An overflow crowd packed Lee High School’s 750-seat auditorium the night of March 9. With a lineup of speakers that included preachers and lawmen, the atmosphere was part church revival, part crime watch meeting.
The crowd listened politely when told of how hard it is for addicts to get off the drug, but roared in approval whenever a speaker advocated tougher prison terms as a solution to the problem.
One member of the audience got so worked up that he tore apart a cardboard box and used an ink pen to make a sign. “Tell On Drug Pushers” read the makeshift poster that Taylor held above his head as he walked up and down the aisles. The crowd applauded.
When the meeting was over, recovering OxyContin addict Lisa Messick stopped Parsons before he could leave the stage. She told the sheriff that treatment, not prison, is the only way to solve the county’s drug problem.
“We’re not bad people, we’re just sick people,” the 27-year-old said before the meeting. “We have a problem.”

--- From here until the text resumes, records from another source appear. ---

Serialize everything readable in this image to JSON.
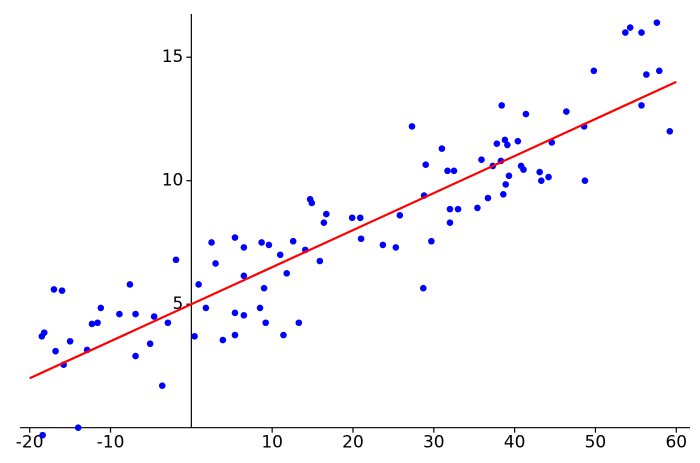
{
  "chart_data": {
    "type": "scatter",
    "x": [
      -18.4,
      -18.5,
      -18.2,
      -17.0,
      -16.0,
      -16.8,
      -15.8,
      -15.0,
      -14.0,
      -12.9,
      -12.3,
      -11.6,
      -11.2,
      -8.9,
      -7.6,
      -6.9,
      -6.9,
      -5.1,
      -4.6,
      -3.6,
      -2.9,
      -1.9,
      0.4,
      0.9,
      1.8,
      2.5,
      3.0,
      3.9,
      5.4,
      5.4,
      5.4,
      6.5,
      6.5,
      6.5,
      8.5,
      8.7,
      9.0,
      9.2,
      9.6,
      11.0,
      11.4,
      11.8,
      12.6,
      13.3,
      14.1,
      14.7,
      14.9,
      15.9,
      16.4,
      16.7,
      19.9,
      20.9,
      21.0,
      23.7,
      25.3,
      25.8,
      27.3,
      28.7,
      28.8,
      29.0,
      29.7,
      31.0,
      31.7,
      32.0,
      32.0,
      32.5,
      33.0,
      35.4,
      35.9,
      36.7,
      37.3,
      37.8,
      38.3,
      38.4,
      38.6,
      38.8,
      38.9,
      39.1,
      39.3,
      40.4,
      40.8,
      41.1,
      41.4,
      43.1,
      43.3,
      44.2,
      44.6,
      46.4,
      48.6,
      48.7,
      49.8,
      53.7,
      54.3,
      55.7,
      55.7,
      56.3,
      57.6,
      57.9,
      59.2
    ],
    "values": [
      -0.3,
      3.7,
      3.85,
      5.6,
      5.55,
      3.1,
      2.55,
      3.5,
      0.0,
      3.15,
      4.2,
      4.25,
      4.85,
      4.6,
      5.8,
      4.6,
      2.9,
      3.4,
      4.5,
      1.7,
      4.25,
      6.8,
      3.7,
      5.8,
      4.85,
      7.5,
      6.65,
      3.55,
      7.7,
      4.65,
      3.75,
      7.3,
      6.15,
      4.55,
      4.85,
      7.5,
      5.65,
      4.25,
      7.4,
      7.0,
      3.75,
      6.25,
      7.55,
      4.25,
      7.2,
      9.25,
      9.1,
      6.75,
      8.3,
      8.65,
      8.5,
      8.5,
      7.65,
      7.4,
      7.3,
      8.6,
      12.2,
      5.65,
      9.4,
      10.65,
      7.55,
      11.3,
      10.4,
      8.3,
      8.85,
      10.4,
      8.85,
      8.9,
      10.85,
      9.3,
      10.6,
      11.5,
      10.8,
      13.05,
      9.45,
      11.65,
      9.85,
      11.45,
      10.2,
      11.6,
      10.6,
      10.45,
      12.7,
      10.35,
      10.0,
      10.15,
      11.55,
      12.8,
      12.2,
      10.0,
      14.45,
      16.0,
      16.2,
      16.0,
      13.05,
      14.3,
      16.4,
      14.45,
      12.0
    ],
    "color": "#0000ff",
    "line": {
      "x": [
        -20,
        60
      ],
      "values": [
        2,
        14
      ],
      "color": "#ff0000"
    },
    "xlim": [
      -21.2,
      61.7
    ],
    "ylim": [
      -0.7,
      16.75
    ],
    "xticks": [
      -20,
      -10,
      10,
      20,
      30,
      40,
      50,
      60
    ],
    "yticks": [
      5,
      10,
      15
    ],
    "grid": false
  }
}
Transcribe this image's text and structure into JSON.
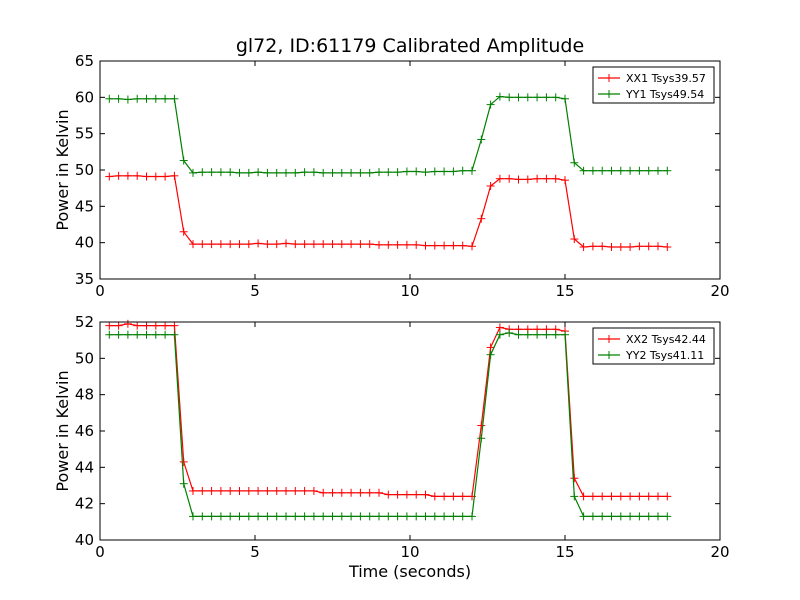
{
  "chart_data": [
    {
      "type": "line",
      "title": "gl72, ID:61179 Calibrated Amplitude",
      "xlabel": "",
      "ylabel": "Power in Kelvin",
      "xlim": [
        0,
        20
      ],
      "ylim": [
        35,
        65
      ],
      "xticks": [
        "0",
        "5",
        "10",
        "15",
        "20"
      ],
      "yticks": [
        "35",
        "40",
        "45",
        "50",
        "55",
        "60",
        "65"
      ],
      "legend_position": "top-right",
      "x": [
        0.3,
        0.6,
        0.9,
        1.2,
        1.5,
        1.8,
        2.1,
        2.4,
        2.7,
        3.0,
        3.3,
        3.6,
        3.9,
        4.2,
        4.5,
        4.8,
        5.1,
        5.4,
        5.7,
        6.0,
        6.3,
        6.6,
        6.9,
        7.2,
        7.5,
        7.8,
        8.1,
        8.4,
        8.7,
        9.0,
        9.3,
        9.6,
        9.9,
        10.2,
        10.5,
        10.8,
        11.1,
        11.4,
        11.7,
        12.0,
        12.3,
        12.6,
        12.9,
        13.2,
        13.5,
        13.8,
        14.1,
        14.4,
        14.7,
        15.0,
        15.3,
        15.6,
        15.9,
        16.2,
        16.5,
        16.8,
        17.1,
        17.4,
        17.7,
        18.0,
        18.3
      ],
      "series": [
        {
          "name": "XX1 Tsys39.57",
          "color": "#ff0000",
          "values": [
            49.1,
            49.2,
            49.2,
            49.2,
            49.1,
            49.1,
            49.1,
            49.2,
            41.5,
            39.8,
            39.8,
            39.8,
            39.8,
            39.8,
            39.8,
            39.8,
            39.9,
            39.8,
            39.8,
            39.9,
            39.8,
            39.8,
            39.8,
            39.8,
            39.8,
            39.8,
            39.8,
            39.8,
            39.8,
            39.7,
            39.7,
            39.7,
            39.7,
            39.7,
            39.6,
            39.6,
            39.6,
            39.6,
            39.6,
            39.5,
            43.3,
            47.8,
            48.8,
            48.8,
            48.7,
            48.7,
            48.8,
            48.8,
            48.8,
            48.6,
            40.5,
            39.4,
            39.5,
            39.5,
            39.4,
            39.4,
            39.4,
            39.5,
            39.5,
            39.5,
            39.4
          ]
        },
        {
          "name": "YY1 Tsys49.54",
          "color": "#008000",
          "values": [
            59.8,
            59.8,
            59.7,
            59.8,
            59.8,
            59.8,
            59.8,
            59.8,
            51.3,
            49.6,
            49.7,
            49.7,
            49.7,
            49.7,
            49.6,
            49.6,
            49.7,
            49.6,
            49.6,
            49.6,
            49.6,
            49.7,
            49.7,
            49.6,
            49.6,
            49.6,
            49.6,
            49.6,
            49.6,
            49.7,
            49.7,
            49.7,
            49.8,
            49.8,
            49.7,
            49.8,
            49.8,
            49.8,
            49.9,
            49.9,
            54.2,
            59.0,
            60.1,
            60.0,
            60.0,
            60.0,
            60.0,
            60.0,
            60.0,
            59.8,
            51.0,
            49.9,
            49.9,
            49.9,
            49.9,
            49.9,
            49.9,
            49.9,
            49.9,
            49.9,
            49.9
          ]
        }
      ]
    },
    {
      "type": "line",
      "title": "",
      "xlabel": "Time (seconds)",
      "ylabel": "Power in Kelvin",
      "xlim": [
        0,
        20
      ],
      "ylim": [
        40,
        52
      ],
      "xticks": [
        "0",
        "5",
        "10",
        "15",
        "20"
      ],
      "yticks": [
        "40",
        "42",
        "44",
        "46",
        "48",
        "50",
        "52"
      ],
      "legend_position": "top-right",
      "x": [
        0.3,
        0.6,
        0.9,
        1.2,
        1.5,
        1.8,
        2.1,
        2.4,
        2.7,
        3.0,
        3.3,
        3.6,
        3.9,
        4.2,
        4.5,
        4.8,
        5.1,
        5.4,
        5.7,
        6.0,
        6.3,
        6.6,
        6.9,
        7.2,
        7.5,
        7.8,
        8.1,
        8.4,
        8.7,
        9.0,
        9.3,
        9.6,
        9.9,
        10.2,
        10.5,
        10.8,
        11.1,
        11.4,
        11.7,
        12.0,
        12.3,
        12.6,
        12.9,
        13.2,
        13.5,
        13.8,
        14.1,
        14.4,
        14.7,
        15.0,
        15.3,
        15.6,
        15.9,
        16.2,
        16.5,
        16.8,
        17.1,
        17.4,
        17.7,
        18.0,
        18.3
      ],
      "series": [
        {
          "name": "XX2 Tsys42.44",
          "color": "#ff0000",
          "values": [
            51.8,
            51.8,
            51.9,
            51.8,
            51.8,
            51.8,
            51.8,
            51.8,
            44.3,
            42.7,
            42.7,
            42.7,
            42.7,
            42.7,
            42.7,
            42.7,
            42.7,
            42.7,
            42.7,
            42.7,
            42.7,
            42.7,
            42.7,
            42.6,
            42.6,
            42.6,
            42.6,
            42.6,
            42.6,
            42.6,
            42.5,
            42.5,
            42.5,
            42.5,
            42.5,
            42.4,
            42.4,
            42.4,
            42.4,
            42.4,
            46.3,
            50.6,
            51.7,
            51.6,
            51.6,
            51.6,
            51.6,
            51.6,
            51.6,
            51.5,
            43.4,
            42.4,
            42.4,
            42.4,
            42.4,
            42.4,
            42.4,
            42.4,
            42.4,
            42.4,
            42.4
          ]
        },
        {
          "name": "YY2 Tsys41.11",
          "color": "#008000",
          "values": [
            51.3,
            51.3,
            51.3,
            51.3,
            51.3,
            51.3,
            51.3,
            51.3,
            43.1,
            41.3,
            41.3,
            41.3,
            41.3,
            41.3,
            41.3,
            41.3,
            41.3,
            41.3,
            41.3,
            41.3,
            41.3,
            41.3,
            41.3,
            41.3,
            41.3,
            41.3,
            41.3,
            41.3,
            41.3,
            41.3,
            41.3,
            41.3,
            41.3,
            41.3,
            41.3,
            41.3,
            41.3,
            41.3,
            41.3,
            41.3,
            45.6,
            50.2,
            51.3,
            51.4,
            51.3,
            51.3,
            51.3,
            51.3,
            51.3,
            51.3,
            42.4,
            41.3,
            41.3,
            41.3,
            41.3,
            41.3,
            41.3,
            41.3,
            41.3,
            41.3,
            41.3
          ]
        }
      ]
    }
  ]
}
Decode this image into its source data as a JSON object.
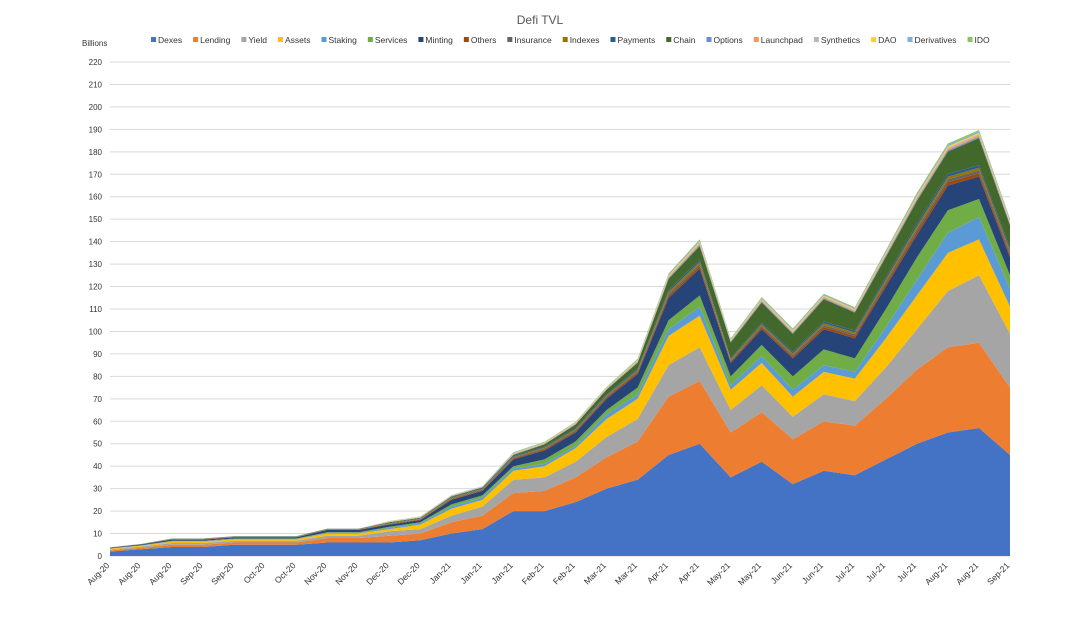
{
  "chart_data": {
    "type": "area",
    "stacked": true,
    "title": "Defi TVL",
    "ylabel": "Billions",
    "ylim": [
      0,
      220
    ],
    "ytick_step": 10,
    "grid": true,
    "legend_position": "top",
    "x": [
      "Aug-20",
      "Aug-20",
      "Aug-20",
      "Sep-20",
      "Sep-20",
      "Oct-20",
      "Oct-20",
      "Nov-20",
      "Nov-20",
      "Dec-20",
      "Dec-20",
      "Jan-21",
      "Jan-21",
      "Jan-21",
      "Feb-21",
      "Feb-21",
      "Mar-21",
      "Mar-21",
      "Apr-21",
      "Apr-21",
      "May-21",
      "May-21",
      "Jun-21",
      "Jun-21",
      "Jul-21",
      "Jul-21",
      "Jul-21",
      "Aug-21",
      "Aug-21",
      "Sep-21"
    ],
    "series": [
      {
        "name": "Dexes",
        "color": "#4472c4",
        "values": [
          2,
          3,
          4,
          4,
          5,
          5,
          5,
          6,
          6,
          6,
          7,
          10,
          12,
          20,
          20,
          24,
          30,
          34,
          45,
          50,
          35,
          42,
          32,
          38,
          36,
          43,
          50,
          55,
          57,
          45
        ]
      },
      {
        "name": "Lending",
        "color": "#ed7d31",
        "values": [
          0.5,
          0.7,
          1,
          1,
          1,
          1,
          1,
          2,
          2,
          3,
          3,
          5,
          6,
          8,
          9,
          11,
          14,
          17,
          26,
          28,
          20,
          22,
          20,
          22,
          22,
          27,
          33,
          38,
          38,
          30
        ]
      },
      {
        "name": "Yield",
        "color": "#a5a5a5",
        "values": [
          0.4,
          0.5,
          0.8,
          0.8,
          0.8,
          0.8,
          0.8,
          1,
          1,
          2,
          2,
          3,
          4,
          6,
          6,
          7,
          9,
          10,
          14,
          15,
          10,
          12,
          10,
          12,
          11,
          14,
          18,
          25,
          30,
          24
        ]
      },
      {
        "name": "Assets",
        "color": "#ffc000",
        "values": [
          0.3,
          0.4,
          0.6,
          0.6,
          0.6,
          0.6,
          0.6,
          1,
          1,
          1,
          2,
          3,
          3,
          4,
          5,
          6,
          8,
          9,
          13,
          14,
          9,
          10,
          9,
          10,
          10,
          13,
          15,
          17,
          16,
          12
        ]
      },
      {
        "name": "Staking",
        "color": "#5b9bd5",
        "values": [
          0.1,
          0.1,
          0.2,
          0.2,
          0.2,
          0.2,
          0.2,
          0.3,
          0.3,
          0.5,
          0.5,
          1,
          1,
          1,
          1,
          1,
          2,
          2,
          3,
          4,
          2,
          3,
          3,
          3,
          3,
          5,
          7,
          9,
          10,
          8
        ]
      },
      {
        "name": "Services",
        "color": "#70ad47",
        "values": [
          0.1,
          0.1,
          0.2,
          0.2,
          0.2,
          0.2,
          0.2,
          0.3,
          0.3,
          0.5,
          0.5,
          1,
          1,
          1,
          2,
          2,
          2,
          3,
          4,
          5,
          4,
          5,
          6,
          7,
          6,
          8,
          10,
          10,
          8,
          6
        ]
      },
      {
        "name": "Minting",
        "color": "#264478",
        "values": [
          0.2,
          0.3,
          0.5,
          0.5,
          0.5,
          0.5,
          0.5,
          1,
          1,
          1,
          1,
          2,
          2,
          3,
          4,
          4,
          5,
          6,
          10,
          12,
          6,
          7,
          8,
          9,
          9,
          10,
          10,
          11,
          10,
          8
        ]
      },
      {
        "name": "Others",
        "color": "#9e480e",
        "values": [
          0.05,
          0.05,
          0.1,
          0.1,
          0.1,
          0.1,
          0.1,
          0.1,
          0.1,
          0.2,
          0.2,
          0.3,
          0.3,
          0.4,
          0.5,
          0.5,
          0.6,
          0.7,
          1,
          1,
          0.6,
          0.8,
          0.8,
          1,
          1,
          1.2,
          1.5,
          1.5,
          1.5,
          1.2
        ]
      },
      {
        "name": "Insurance",
        "color": "#636363",
        "values": [
          0.05,
          0.05,
          0.1,
          0.1,
          0.1,
          0.1,
          0.1,
          0.1,
          0.1,
          0.2,
          0.2,
          0.3,
          0.3,
          0.4,
          0.4,
          0.5,
          0.5,
          0.6,
          0.8,
          1,
          0.5,
          0.7,
          0.7,
          0.8,
          0.8,
          1,
          1.2,
          1.2,
          1.2,
          1
        ]
      },
      {
        "name": "Indexes",
        "color": "#997300",
        "values": [
          0.05,
          0.05,
          0.1,
          0.1,
          0.1,
          0.1,
          0.1,
          0.1,
          0.1,
          0.2,
          0.2,
          0.3,
          0.3,
          0.4,
          0.4,
          0.5,
          0.5,
          0.6,
          0.8,
          1,
          0.5,
          0.7,
          0.7,
          0.8,
          0.8,
          1,
          1.2,
          1.2,
          1.2,
          1
        ]
      },
      {
        "name": "Payments",
        "color": "#255e91",
        "values": [
          0.05,
          0.05,
          0.1,
          0.1,
          0.1,
          0.1,
          0.1,
          0.1,
          0.1,
          0.2,
          0.2,
          0.3,
          0.3,
          0.4,
          0.4,
          0.5,
          0.5,
          0.6,
          0.8,
          1,
          0.5,
          0.7,
          0.7,
          0.8,
          0.8,
          1,
          1.2,
          1.2,
          1.2,
          1
        ]
      },
      {
        "name": "Chain",
        "color": "#43682b",
        "values": [
          0.05,
          0.05,
          0.1,
          0.1,
          0.1,
          0.1,
          0.1,
          0.1,
          0.1,
          0.2,
          0.2,
          0.3,
          0.3,
          0.4,
          1,
          1.5,
          2,
          2.5,
          5,
          6,
          7,
          9,
          8,
          10,
          8,
          9,
          10,
          10,
          12,
          10
        ]
      },
      {
        "name": "Options",
        "color": "#698ed0",
        "values": [
          0,
          0,
          0,
          0,
          0,
          0,
          0,
          0,
          0,
          0.1,
          0.1,
          0.1,
          0.1,
          0.2,
          0.2,
          0.2,
          0.2,
          0.3,
          0.4,
          0.5,
          0.3,
          0.4,
          0.4,
          0.4,
          0.4,
          0.5,
          0.6,
          0.6,
          0.6,
          0.5
        ]
      },
      {
        "name": "Launchpad",
        "color": "#f1975a",
        "values": [
          0,
          0,
          0,
          0,
          0,
          0,
          0,
          0,
          0,
          0.1,
          0.1,
          0.1,
          0.1,
          0.2,
          0.2,
          0.2,
          0.2,
          0.3,
          0.4,
          0.5,
          0.3,
          0.4,
          0.4,
          0.4,
          0.4,
          0.5,
          0.6,
          0.6,
          0.6,
          0.5
        ]
      },
      {
        "name": "Synthetics",
        "color": "#b7b7b7",
        "values": [
          0,
          0,
          0,
          0,
          0,
          0,
          0,
          0,
          0,
          0.1,
          0.1,
          0.1,
          0.1,
          0.2,
          0.2,
          0.2,
          0.2,
          0.3,
          0.4,
          0.5,
          0.3,
          0.4,
          0.4,
          0.4,
          0.4,
          0.5,
          0.6,
          0.6,
          0.6,
          0.5
        ]
      },
      {
        "name": "DAO",
        "color": "#ffcd33",
        "values": [
          0,
          0,
          0,
          0,
          0,
          0,
          0,
          0,
          0,
          0.1,
          0.1,
          0.1,
          0.1,
          0.2,
          0.2,
          0.2,
          0.2,
          0.3,
          0.4,
          0.5,
          0.3,
          0.4,
          0.4,
          0.4,
          0.4,
          0.5,
          0.6,
          0.6,
          0.6,
          0.5
        ]
      },
      {
        "name": "Derivatives",
        "color": "#7cafdd",
        "values": [
          0,
          0,
          0,
          0,
          0,
          0,
          0,
          0,
          0,
          0.1,
          0.1,
          0.1,
          0.1,
          0.2,
          0.2,
          0.2,
          0.2,
          0.3,
          0.4,
          0.5,
          0.3,
          0.4,
          0.4,
          0.4,
          0.4,
          0.5,
          0.6,
          0.6,
          0.6,
          0.5
        ]
      },
      {
        "name": "IDO",
        "color": "#8cc168",
        "values": [
          0,
          0,
          0,
          0,
          0,
          0,
          0,
          0,
          0,
          0.1,
          0.1,
          0.1,
          0.1,
          0.2,
          0.2,
          0.2,
          0.2,
          0.3,
          0.4,
          0.5,
          0.3,
          0.4,
          0.4,
          0.4,
          0.4,
          0.5,
          0.6,
          0.6,
          0.6,
          0.5
        ]
      }
    ]
  }
}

Later, Parsons agreed. But, he said, “all I can do is to lock them up. We have nothing to offer these people who are addicted.” Lee County has no inpatient drug treatment facility, and some addicts drive more than 100 miles to the nearest methadone clinic for help.
Yet for every addict who wants help, there seems to be a law-abiding citizen who is calling the sheriff to complain about another burglary or theft committed by someone desperate for drugs.
Already, the situation has turned deadly.
Billy Gene Lawson was in bed in his Dryden farmhouse around 3 o’clock one morning in March 2000 when he heard a noise at his kitchen window. He grabbed his gun and went to investigate. Lawson didn’t know it at the time, but two young men were trying to get to his wife’s prescription drugs, which she kept on the window sill.
Lawson fired one shot that killed 26-year-old Shannon Fleenor in his tracks.
Although he declined recently to talk about the case, evidence presented at Lawson’s trial suggested that he acted out of fear at a time when drug-related crime was increasing rapidly in Lee County.
“A lot of people in the community said that he deserved a medal,” Parsons said. But because Fleenor was outside the house when he was shot in the back of the head, authorities charged Lawson with second-degree murder.
Last month, a jury of 12 county residents voted to acquit.